For this reason, the US Department of Homeland Security has included “farm and fishery labor needed to produce our food supply domestically” on its list of “essential critical infrastructure workforce related to the COVID-19 pandemic.”

“ATA strongly supports the Emergency Rule and urges [NMFS] to take immediate action under the Rule to grant a blanket exemption to required levels of observer coverage for the U.S. Pacific tuna purse seine fleet,” Gibbons-Fly said, noting that while there are a number of factors that support such a decision; the most important is, the alternative would simply be catastrophic for the U.S. fleet and to the public and government programs that depend on the supply of tuna the fleet provides.

Observers for the U.S. purse seine fleet operating in the Western and Central Pacific Ocean are provided under the terms of a Memorandum of Understanding (MOU) between ATA and the Pacific Islands Forum Fisheries Agency (FFA) which serves as the observer provider for the fleet.

According to ATA, the FFA on Mar. 27th informed the federal government, that “in response to the COVID-19 situation and the associated difficulty in deploying observers, the Pacific Islands Parties agreed to a temporary suspension of the requirement... that the operator shall carry at all times an observer from a national observer program or an existing regional observer programme.”

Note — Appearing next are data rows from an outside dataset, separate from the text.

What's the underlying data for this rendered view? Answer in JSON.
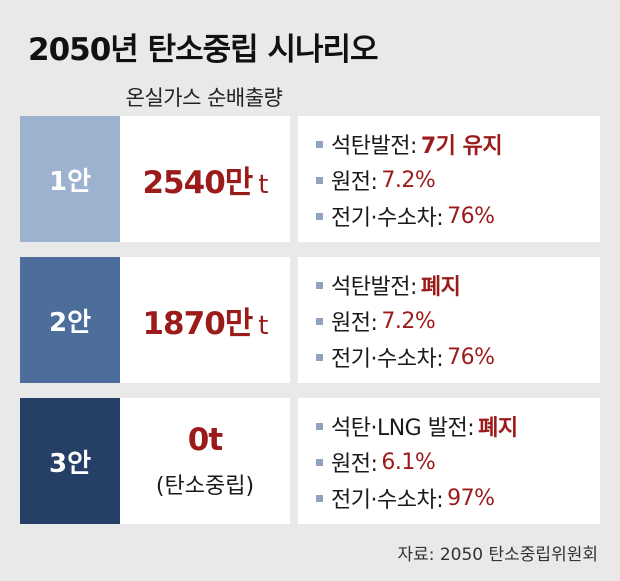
{
  "title": "2050년 탄소중립 시나리오",
  "column_header": "온실가스 순배출량",
  "colors": {
    "row1": "#9cb2cf",
    "row2": "#4d6d9b",
    "row3": "#253f67",
    "accent": "#9b1b1b",
    "bullet": "#8fa3bf"
  },
  "scenarios": [
    {
      "label": "1안",
      "value_number": "2540만",
      "value_unit": "t",
      "value_sub": "",
      "details": [
        {
          "key": "석탄발전:",
          "value": "7기 유지"
        },
        {
          "key": "원전:",
          "value": "7.2%"
        },
        {
          "key": "전기·수소차:",
          "value": "76%"
        }
      ]
    },
    {
      "label": "2안",
      "value_number": "1870만",
      "value_unit": "t",
      "value_sub": "",
      "details": [
        {
          "key": "석탄발전:",
          "value": "폐지"
        },
        {
          "key": "원전:",
          "value": "7.2%"
        },
        {
          "key": "전기·수소차:",
          "value": "76%"
        }
      ]
    },
    {
      "label": "3안",
      "value_number": "0t",
      "value_unit": "",
      "value_sub": "(탄소중립)",
      "details": [
        {
          "key": "석탄·LNG 발전:",
          "value": "폐지"
        },
        {
          "key": "원전:",
          "value": "6.1%"
        },
        {
          "key": "전기·수소차:",
          "value": "97%"
        }
      ]
    }
  ],
  "source": "자료: 2050 탄소중립위원회"
}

FFA also called for the return of observers currently aboard U.S. vessels to their home countries as a matter of priority.

Also on Mar. 27th, the Parties to the Nauru Agreement (PNA), a subset of FFA members in whose waters most tuna fishing by the U.S. fleet takes place, took a comparable decision to “temporarily suspended requirements for 100 percent observer coverage for the purse seine fishery in PNA waters in response to COVID-19 conditions.”

Even before Mar. 27th, ATA said the vast majority of Pacific Island States that provide observers to the FFA observer program had already recalled their nationals serving as observers. Moreover, movement of observers and other vessel-related personnel throughout the Pacific is virtually at a standstill.

ATA tells NMFS that many Pacific Island States have closed their borders to both air and sea traffic, where most observers are picked up and dropped off. And airlines are curtailing service throughout the region.

“Most notably, Hawaiian Airlines, the only air link from Honolulu to Pago Pago, American Samoa, has suspended air travel through at least April 27,” said Gibbons-Fly, who points out that Pago Pago is the home port for most of the U.S. fleet.

“Without an exemption under the Emergency Rule, most of the U.S. fleet will have no choice but to suspend operations and shut down,” he said. “Right now, there are vessels in port ready to put to sea but unable to do so because no observer is available.”

He said that the situation is changing not day-by-day, but hour-by-hour and the related uncertainty poses great risk to the operations of the fleet.

ATA represents the owners and operators of large (greater than 400 short tons) tuna purse seine vessels operating under U.S. flag in the Pacific Ocean, according to the association. The majority of ATA members are multigenerational, family-owned businesses with a long and storied history as an important part of the U.S. fishing industry.